We then supplement this database with deposits that include total contained resource data for New South Wales28, and historic production29 and estimated in-place resource30 from Victoria. We assign deposits to either orogenic gold, porphyry copper, or VHMS, other deposit styles are either minor in numbers (e.g. intrusion-related gold) or are associated with a range of primary sources (e.g. gold placer). The resource data from occurrences or deposits that are either within 0.01° of latitude or longitude of each other are combined. Small resource estimates with total gold resource < 1 t and copper resource < 1000 t (i.e. mineral occurrences) are then excluded. To avoid duplication, deposits are not added from successive sources if a deposit of the same type with the same location (to a precision of 0.01ׄ° of latitude or longitude) is already present in the database. Deposits are also not added if there is a deposit of the same type, with a matching name and within 1° of latitude/longitude, existing in the main database.

Spatial analysis methodology

We analyze the correlation between deposit locations and the resistivity model, using a similar methodology applied to assess correlations between deposits and the depth of the lithosphere asthenosphere boundary (LAB)11. The resistivity models are first combined by interpolating onto a single grid. We then calculate the shortest horizontal distance from each deposit to the 100 Ωm contour at each depth in the resistivity model, where distance is defined to be negative for deposits located within the contour (i.e. lower resistivity) and positive outside. Other values were also trialed with similar results (Supplementary section 2). We then calculate a cumulative distribution function (CDF) for each depth in the model, and for each deposit classification (CDFdeposit; Fig. 2 of main manuscript). We compare these to the CDF for distances calculated from an equivalent number of random locations (mean of 100 realizations) filtered to be onshore and, in Australia, outside areas of Mesozoic to Cenozoic sedimentary basin cover (CDFrandom).

Kolmogorov–Smirnov test

The two-sample Kolmogorov–Smirnov (K-S) test40 is used to examine whether the difference between two populations is significant, given their respective sizes.

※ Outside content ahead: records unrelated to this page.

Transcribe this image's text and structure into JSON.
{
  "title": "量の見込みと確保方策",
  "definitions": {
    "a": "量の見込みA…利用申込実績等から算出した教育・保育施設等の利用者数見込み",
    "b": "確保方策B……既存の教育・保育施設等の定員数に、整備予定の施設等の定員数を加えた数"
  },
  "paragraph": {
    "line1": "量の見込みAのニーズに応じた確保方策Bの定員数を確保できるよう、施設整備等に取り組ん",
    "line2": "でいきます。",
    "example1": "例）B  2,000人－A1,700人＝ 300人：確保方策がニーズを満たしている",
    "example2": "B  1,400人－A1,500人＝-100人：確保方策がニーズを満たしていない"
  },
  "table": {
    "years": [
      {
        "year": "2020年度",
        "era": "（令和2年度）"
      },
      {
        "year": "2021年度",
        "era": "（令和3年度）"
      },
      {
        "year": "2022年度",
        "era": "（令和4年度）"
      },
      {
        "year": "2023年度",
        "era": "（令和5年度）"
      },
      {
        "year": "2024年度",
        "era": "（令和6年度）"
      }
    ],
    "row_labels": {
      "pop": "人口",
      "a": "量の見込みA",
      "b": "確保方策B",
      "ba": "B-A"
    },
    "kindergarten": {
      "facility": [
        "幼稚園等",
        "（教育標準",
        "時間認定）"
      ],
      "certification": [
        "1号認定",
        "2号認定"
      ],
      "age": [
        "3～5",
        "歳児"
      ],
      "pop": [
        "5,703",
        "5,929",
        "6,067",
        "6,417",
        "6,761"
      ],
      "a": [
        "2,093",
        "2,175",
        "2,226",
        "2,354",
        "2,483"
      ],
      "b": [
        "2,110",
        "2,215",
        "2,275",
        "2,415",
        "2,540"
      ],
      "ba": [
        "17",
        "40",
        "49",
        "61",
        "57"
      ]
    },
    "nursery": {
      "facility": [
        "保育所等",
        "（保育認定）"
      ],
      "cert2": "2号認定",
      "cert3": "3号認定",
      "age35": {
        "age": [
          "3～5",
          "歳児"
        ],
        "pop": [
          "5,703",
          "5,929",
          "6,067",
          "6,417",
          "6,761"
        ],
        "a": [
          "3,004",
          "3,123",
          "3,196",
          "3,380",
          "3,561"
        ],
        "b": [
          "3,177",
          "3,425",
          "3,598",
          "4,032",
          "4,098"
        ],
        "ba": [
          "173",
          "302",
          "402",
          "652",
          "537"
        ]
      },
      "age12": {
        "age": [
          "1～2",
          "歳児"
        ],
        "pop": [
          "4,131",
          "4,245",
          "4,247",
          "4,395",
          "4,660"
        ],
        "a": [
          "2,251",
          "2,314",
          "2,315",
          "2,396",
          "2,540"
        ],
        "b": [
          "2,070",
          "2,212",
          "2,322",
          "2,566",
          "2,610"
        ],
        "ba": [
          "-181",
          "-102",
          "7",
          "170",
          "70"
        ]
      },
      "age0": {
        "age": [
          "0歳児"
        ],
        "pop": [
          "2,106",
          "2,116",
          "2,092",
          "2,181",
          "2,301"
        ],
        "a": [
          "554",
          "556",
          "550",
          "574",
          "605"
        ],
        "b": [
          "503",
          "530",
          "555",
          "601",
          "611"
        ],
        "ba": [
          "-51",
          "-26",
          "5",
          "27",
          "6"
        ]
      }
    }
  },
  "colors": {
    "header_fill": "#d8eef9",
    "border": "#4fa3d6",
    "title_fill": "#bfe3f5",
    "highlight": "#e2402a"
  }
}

The K-S test was chosen as it is a simple non-parametric measure, where the null hypothesis distribution (i.e. that Cumulative Distribution Functions (CDFs) are drawn from the same distribution) is usefully approximated for non-zero values and it is valid for small sample sizes of deposit locations considered in this study68. First a D value, the maximum difference between two CDFs, expressed as a proportion in the range 0 to 1 is calculated. The K-S test estimates the probability that a given D value could accidentally occur if the two CDFs had been drawn from the same population. The probability PKS is approximated by the following equation:

$${P}_{KS}\approx \mathrm{exp}\left(\frac{-2pq{D}^{2}}{p+q}\right)$$

where p and q are the number of samples in each CDF. For each K-S test, we seed 100 populations of random locations with the same number of samples and compute a CDF for each of these populations as well as the true deposit locations. A moderate to high value (e.g. > 0.0569) indicates there is a reasonable chance that the distribution of distances from the contour could be drawn from a population of random locations and thus the correlation between deposits and conductors is weak. Conversely, very low probabilities indicate it is highly unlikely the distribution of distances from the contour could be pulled from random and thus the correlation is strong. The D value used in the calculations is the maximum difference between the CDF for the true deposit locations and the mean CDF for the 100 random locations.